In the Valley of the Sun there are no changing leaves to wax on about–no doubt you have had your fill of the foliage, whether as a leaf-peeper yourself or via all of the pictures posted on Facebook. There is no question that this was a stellar year for colorful foliage in New Hampshire and Vermont.

Green-thumbed residents in Arizona are planting their gardens, though the sun continues to blister the tender arugula and basil plants. Back home it is time to weed-whack the perennials or continue to cover them at night with sheets as we try to eek out a few more weeks of blossoms.

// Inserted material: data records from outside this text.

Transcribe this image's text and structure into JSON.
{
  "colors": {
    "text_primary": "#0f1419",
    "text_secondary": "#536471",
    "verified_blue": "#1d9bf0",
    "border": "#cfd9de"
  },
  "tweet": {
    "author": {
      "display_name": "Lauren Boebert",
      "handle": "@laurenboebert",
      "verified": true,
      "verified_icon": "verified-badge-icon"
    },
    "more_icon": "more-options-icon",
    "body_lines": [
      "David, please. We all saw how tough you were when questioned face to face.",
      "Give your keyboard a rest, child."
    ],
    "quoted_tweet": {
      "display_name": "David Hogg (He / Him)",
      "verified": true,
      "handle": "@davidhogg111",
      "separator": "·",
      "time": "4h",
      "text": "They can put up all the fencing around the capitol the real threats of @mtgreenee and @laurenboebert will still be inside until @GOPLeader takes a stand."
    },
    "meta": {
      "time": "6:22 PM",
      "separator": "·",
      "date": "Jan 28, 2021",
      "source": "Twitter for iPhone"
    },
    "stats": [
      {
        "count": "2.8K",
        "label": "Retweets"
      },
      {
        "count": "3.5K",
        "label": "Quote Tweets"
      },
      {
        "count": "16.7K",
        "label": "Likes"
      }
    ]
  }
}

We have seen numerous vees of ducks and geese, presumably ones that have followed us here from brrrr chilly New Hampshire. Unfortunately, my husband (if I can drag him onto the plane) and I, unlike those real snowbirds, must return this week to furnaces and wood stoves, sweaters and gloves, delaying our true winter migration until after Christmas. In Arizona it is still shorts and sandals, air conditioning and ceiling fan weather.

Our grandchildren are out scorpion hunting–and killing–at night with black lights. The good news is after six days here we no longer check our bed at night for scorpions and we aren’t afraid to walk around indoors without our shoes on. Outdoors–that’s another story.

Our mode of transportation is an open air Jeep Wrangler. The other day I was caught without my sunscreen as the sun beat in through the open roof. (Luckily, I never leave home without my zippered, hooded sweatshirt in tow, just in case we venture into a store or restaurant with the a/c thermostat set at sixty or lower. I plan to launch a campaign to “encourage” businesses to raise their a/c thermostats. Sorry, I digress….) With what I considered a clever defensive move, I whipped on my sweatshirt backward with the hood covering my face. Instant protection. And immediate embarrassment to my husband as we stopped at a ubiquitous stoplight and the women in the car to our left and the man to our right gawked and laughed. At me. (This appears to be a case where ” you really had to be there” to appreciate the humor of the situation.)

With any luck I’ve entertained you. Or made you envious. The edification will have to wait. I’m still on vacation.